My mother has a 2006 Ford Five Hundred with 156K now. She got it at 60K in 2011 and sort of overpaid for it at a dealer, but honestly it's been crazily reliable thus far. A lot more problem free than our old 2001 Taurus, actually. We got it in 2005 or 2006 I believe, so about the same age and mileage. That generation of Taurus was basically rental car grade. We had an alternator and belts go, thermostat, stop leak in it for a coolant leak somewhere, the shocks were all screwed up and both rear shocks broke springs and had the back end sag and a spring stab a tire. AC filled with stop leak goo, too. Tranny felt like it was slipping at times, hard shifting. I wrecked it at 19 with I believe about 130K.

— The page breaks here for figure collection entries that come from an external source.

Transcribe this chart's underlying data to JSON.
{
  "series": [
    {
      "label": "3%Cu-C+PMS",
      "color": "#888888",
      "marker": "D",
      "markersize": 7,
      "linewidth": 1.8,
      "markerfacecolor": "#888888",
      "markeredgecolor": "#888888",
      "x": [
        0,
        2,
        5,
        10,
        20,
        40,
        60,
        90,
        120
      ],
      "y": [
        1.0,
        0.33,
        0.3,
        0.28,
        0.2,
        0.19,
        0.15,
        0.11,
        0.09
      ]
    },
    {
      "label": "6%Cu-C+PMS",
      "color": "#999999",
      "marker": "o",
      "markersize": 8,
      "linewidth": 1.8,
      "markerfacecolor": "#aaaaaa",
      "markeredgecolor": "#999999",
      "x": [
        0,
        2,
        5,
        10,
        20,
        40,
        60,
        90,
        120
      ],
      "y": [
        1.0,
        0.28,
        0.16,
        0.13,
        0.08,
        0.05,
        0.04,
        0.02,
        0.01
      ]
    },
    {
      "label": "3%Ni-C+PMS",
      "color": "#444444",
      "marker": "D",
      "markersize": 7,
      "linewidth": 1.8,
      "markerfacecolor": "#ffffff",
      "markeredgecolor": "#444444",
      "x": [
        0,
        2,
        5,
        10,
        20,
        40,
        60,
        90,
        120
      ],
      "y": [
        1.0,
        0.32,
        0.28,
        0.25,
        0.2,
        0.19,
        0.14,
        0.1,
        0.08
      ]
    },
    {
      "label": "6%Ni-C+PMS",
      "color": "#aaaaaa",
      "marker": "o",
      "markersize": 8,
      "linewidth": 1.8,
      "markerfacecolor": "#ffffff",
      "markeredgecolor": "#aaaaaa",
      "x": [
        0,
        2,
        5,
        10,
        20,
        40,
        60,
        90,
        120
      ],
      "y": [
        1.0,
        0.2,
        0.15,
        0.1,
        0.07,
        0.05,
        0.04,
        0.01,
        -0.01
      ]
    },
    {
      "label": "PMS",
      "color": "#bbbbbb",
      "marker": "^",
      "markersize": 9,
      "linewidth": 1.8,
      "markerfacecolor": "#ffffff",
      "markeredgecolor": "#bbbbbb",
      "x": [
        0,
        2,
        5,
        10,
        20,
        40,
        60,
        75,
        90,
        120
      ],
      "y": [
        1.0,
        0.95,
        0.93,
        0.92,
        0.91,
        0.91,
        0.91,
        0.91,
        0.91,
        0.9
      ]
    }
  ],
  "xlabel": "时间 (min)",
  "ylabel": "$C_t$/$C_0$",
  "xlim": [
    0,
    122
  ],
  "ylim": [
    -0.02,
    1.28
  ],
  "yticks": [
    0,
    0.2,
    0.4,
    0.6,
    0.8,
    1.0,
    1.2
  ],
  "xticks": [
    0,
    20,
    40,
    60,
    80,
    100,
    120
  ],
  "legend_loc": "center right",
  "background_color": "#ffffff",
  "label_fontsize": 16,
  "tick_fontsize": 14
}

By comparison, the Five Hundred had some Lucas PS fluid thrown in and semi-flushed out, one set of plugs and coils done at 150K, and one drive by wire throttle body going on it. Bushing for the top motor mount is going (the one connecting to the strut bar.) AC compressor needed a new check valve, too (easy repair, only $30 compared to a new compressor.) CVT still shifts great, want to do the fluid when it warms up. Overall a substantially better and more reliable vehicle, weirdly it's mostly Volvo engineered, though. Needs new shocks and one control arm bushing because terrible CT roads, but at least the springs themselves aren't broken like the Taurus.
I will say, the highest mileage car I've seen in real life was my father's 2006 Ford Freestar with 450K on it. He went through two transmissions and it was ran ragged, but he ran it on Rotella 15w40 diesel oil until the very end. He drove it to the junkyard.
I used to kind of disrespect Ford, but now I think they're the best of the domestic companies. But apparently the very newest cars are disasters.
One thing that made me respect Ford too was Ford has a decent presence in Asia. There's a lot of Fords in Taiwan, for example.